Nicolas was quiet for a moment. He’d kept his trafficking in bodies a secret from Abigail, though he suspected she knew more than she let on. Indeed, he guessed most of the town surmised there was more to the Van Horne business than simple ice.
“What did Thomas have to say?” Nicolas asked.
“I didn’t speak with him. He came by and bothered Mother. She said he was concerned there wouldn’t be enough ice for ‘his end’ of your enterprise, and you’d know what he meant.”
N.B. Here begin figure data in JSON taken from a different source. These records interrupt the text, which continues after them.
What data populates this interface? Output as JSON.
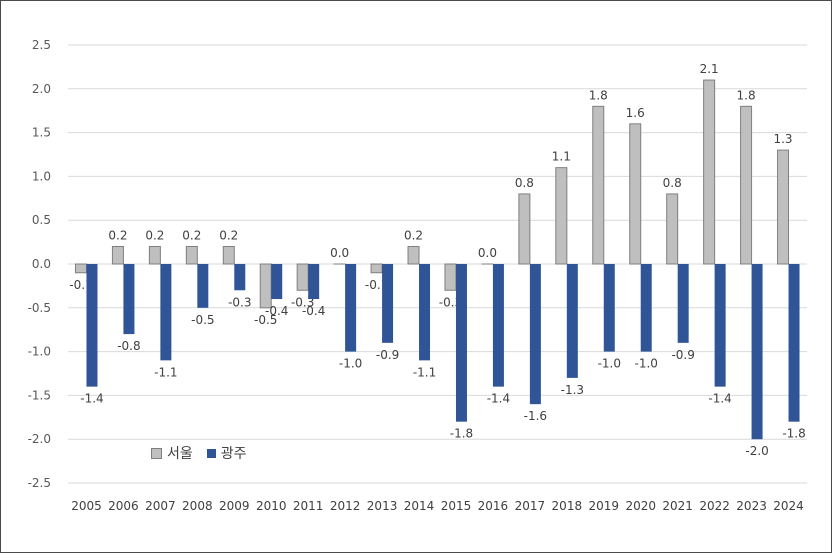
{
  "chart_data": {
    "type": "bar",
    "categories": [
      "2005",
      "2006",
      "2007",
      "2008",
      "2009",
      "2010",
      "2011",
      "2012",
      "2013",
      "2014",
      "2015",
      "2016",
      "2017",
      "2018",
      "2019",
      "2020",
      "2021",
      "2022",
      "2023",
      "2024"
    ],
    "series": [
      {
        "name": "서울",
        "color": "#bfbfbf",
        "values": [
          -0.1,
          0.2,
          0.2,
          0.2,
          0.2,
          -0.5,
          -0.3,
          0.0,
          -0.1,
          0.2,
          -0.3,
          0.0,
          0.8,
          1.1,
          1.8,
          1.6,
          0.8,
          2.1,
          1.8,
          1.3
        ],
        "labels": [
          "-0.1",
          "0.2",
          "0.2",
          "0.2",
          "0.2",
          "-0.5",
          "-0.3",
          "0.0",
          "-0.1",
          "0.2",
          "-0.3",
          "0.0",
          "0.8",
          "1.1",
          "1.8",
          "1.6",
          "0.8",
          "2.1",
          "1.8",
          "1.3"
        ]
      },
      {
        "name": "광주",
        "color": "#2f5597",
        "values": [
          -1.4,
          -0.8,
          -1.1,
          -0.5,
          -0.3,
          -0.4,
          -0.4,
          -1.0,
          -0.9,
          -1.1,
          -1.8,
          -1.4,
          -1.6,
          -1.3,
          -1.0,
          -1.0,
          -0.9,
          -1.4,
          -2.0,
          -1.8
        ],
        "labels": [
          "-1.4",
          "-0.8",
          "-1.1",
          "-0.5",
          "-0.3",
          "-0.4",
          "-0.4",
          "-1.0",
          "-0.9",
          "-1.1",
          "-1.8",
          "-1.4",
          "-1.6",
          "-1.3",
          "-1.0",
          "-1.0",
          "-0.9",
          "-1.4",
          "-2.0",
          "-1.8"
        ]
      }
    ],
    "yticks": [
      "2.5",
      "2.0",
      "1.5",
      "1.0",
      "0.5",
      "0.0",
      "-0.5",
      "-1.0",
      "-1.5",
      "-2.0",
      "-2.5"
    ],
    "ylim": [
      -2.5,
      2.5
    ],
    "grid": true,
    "legend_position": "bottom-left"
  }
}
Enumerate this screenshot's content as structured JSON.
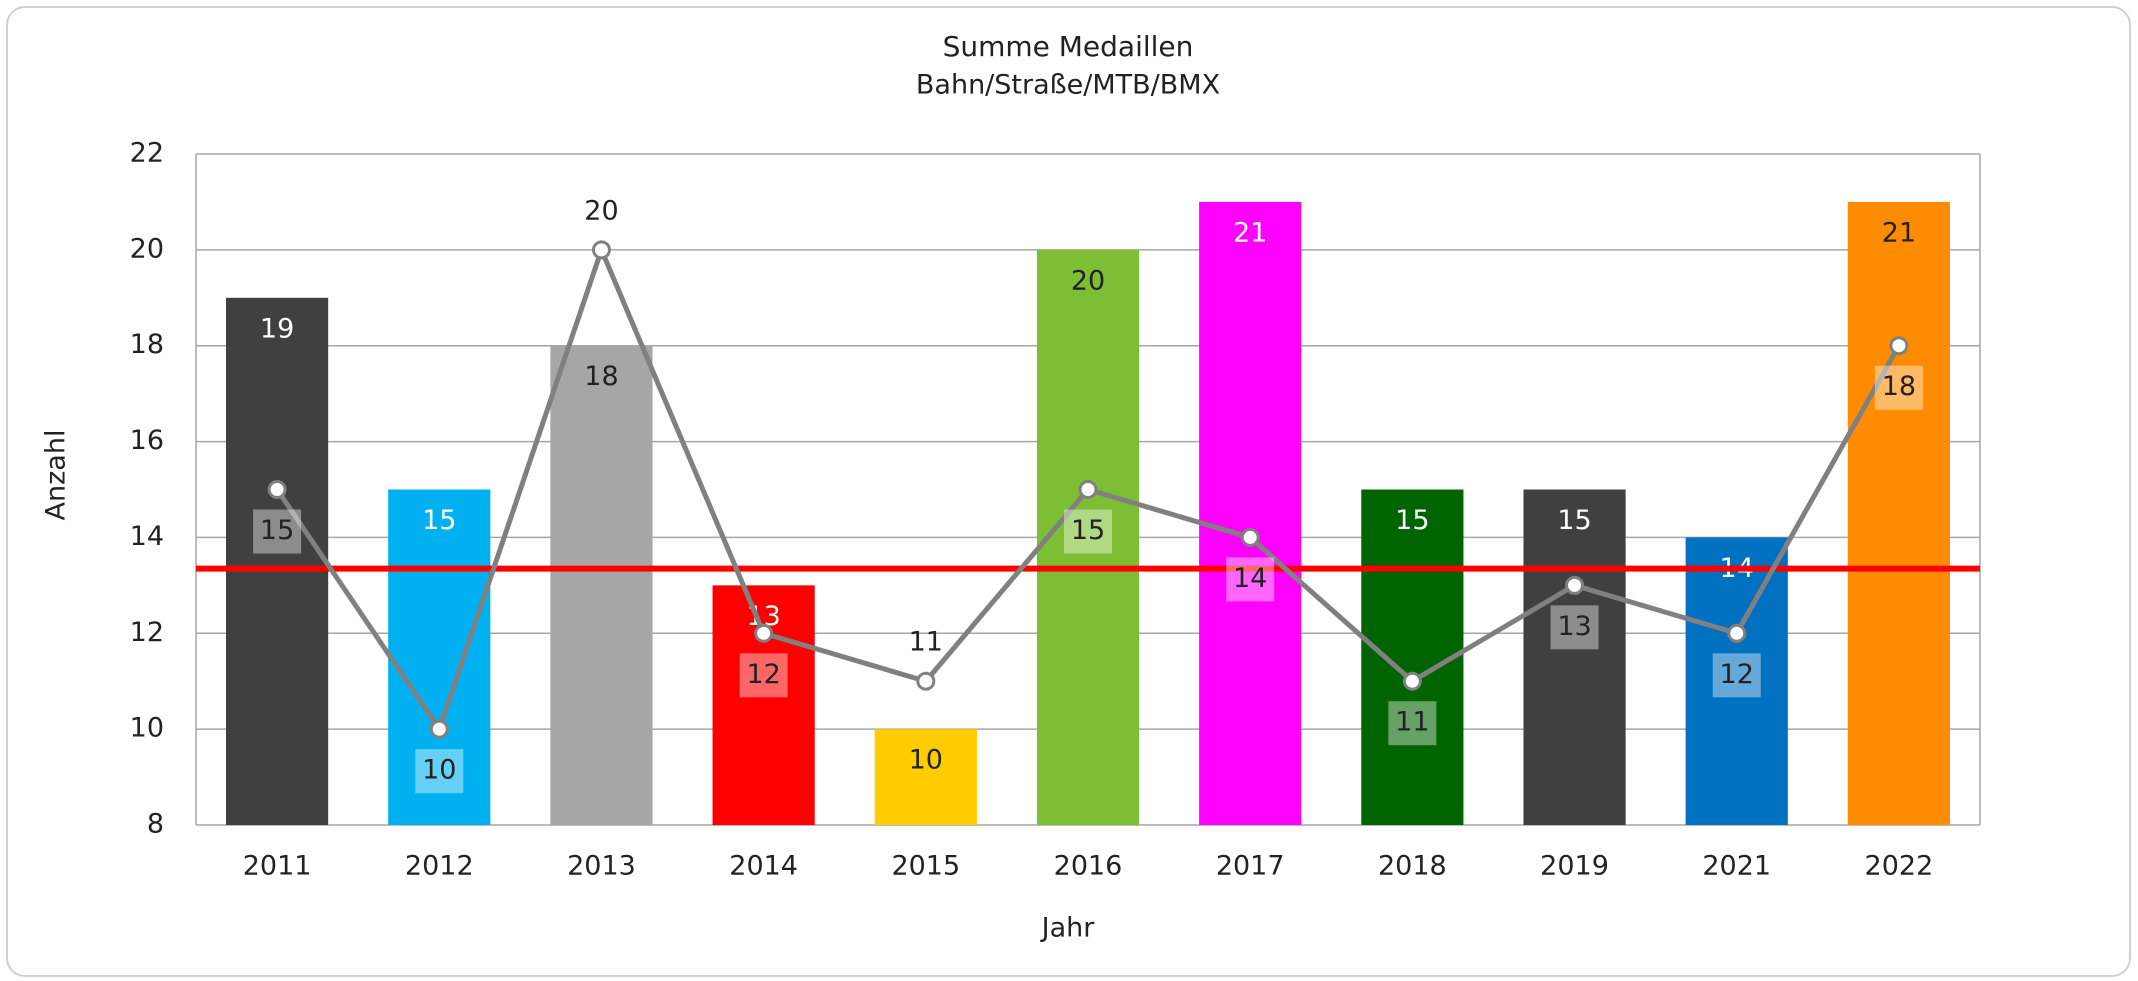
{
  "chart_data": {
    "type": "bar_line",
    "title": "Summe Medaillen",
    "subtitle": "Bahn/Straße/MTB/BMX",
    "x_label": "Jahr",
    "y_label": "Anzahl",
    "categories": [
      "2011",
      "2012",
      "2013",
      "2014",
      "2015",
      "2016",
      "2017",
      "2018",
      "2019",
      "2021",
      "2022"
    ],
    "series": [
      {
        "type": "bar",
        "colors": [
          "#404040",
          "#00b0f0",
          "#a6a6a6",
          "#ff0000",
          "#ffcc00",
          "#7dbe35",
          "#ff00ff",
          "#006400",
          "#404040",
          "#0070c0",
          "#ff8c00"
        ],
        "values": [
          19,
          15,
          18,
          13,
          10,
          20,
          21,
          15,
          15,
          14,
          21
        ]
      },
      {
        "type": "line",
        "color": "#808080",
        "values": [
          15,
          10,
          20,
          12,
          11,
          15,
          14,
          11,
          13,
          12,
          18
        ]
      }
    ],
    "reference_line": {
      "value": 13.35,
      "color": "#ff0000"
    },
    "ylim": [
      8,
      22
    ],
    "yticks": [
      8,
      10,
      12,
      14,
      16,
      18,
      20,
      22
    ],
    "grid": true
  }
}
Nicolas nodded. In the Van Horne icehouse, he’d long ago declared certain rooms off-limits for everyone but him and Adam. Even as a child, Abigail must’ve known that the transactions in these ice rooms were different; her father only entered them late at night or in early morning, often with Thomas Chubb, who, for a so-called “family friend,” rarely set foot inside the Van Horne household.
Abigail knew these things growing up, and what little girl wouldn’t sneak a peek into a forbidden room, even one filled with ice? Perhaps, too, Abigail realized that the folks in Forestport treated her differently. Since she was a teenager, her best friends had always been the newcomers to town—those who hadn’t yet heard the rumors.
“How’s your mother’s health faring?” Nicolas asked.
“The same as ever,” Abigail said with a scowl and a dismissive wave. “She never leaves the house except to visit that quack Valdis.”
“I’ve begged her about this. I’ve begged. Damned charlatan . . .”
Nicolas’s spirits sagged further. He linked arms with Abigail and leaned into her as they stepped out of the station and into the freezing drizzle.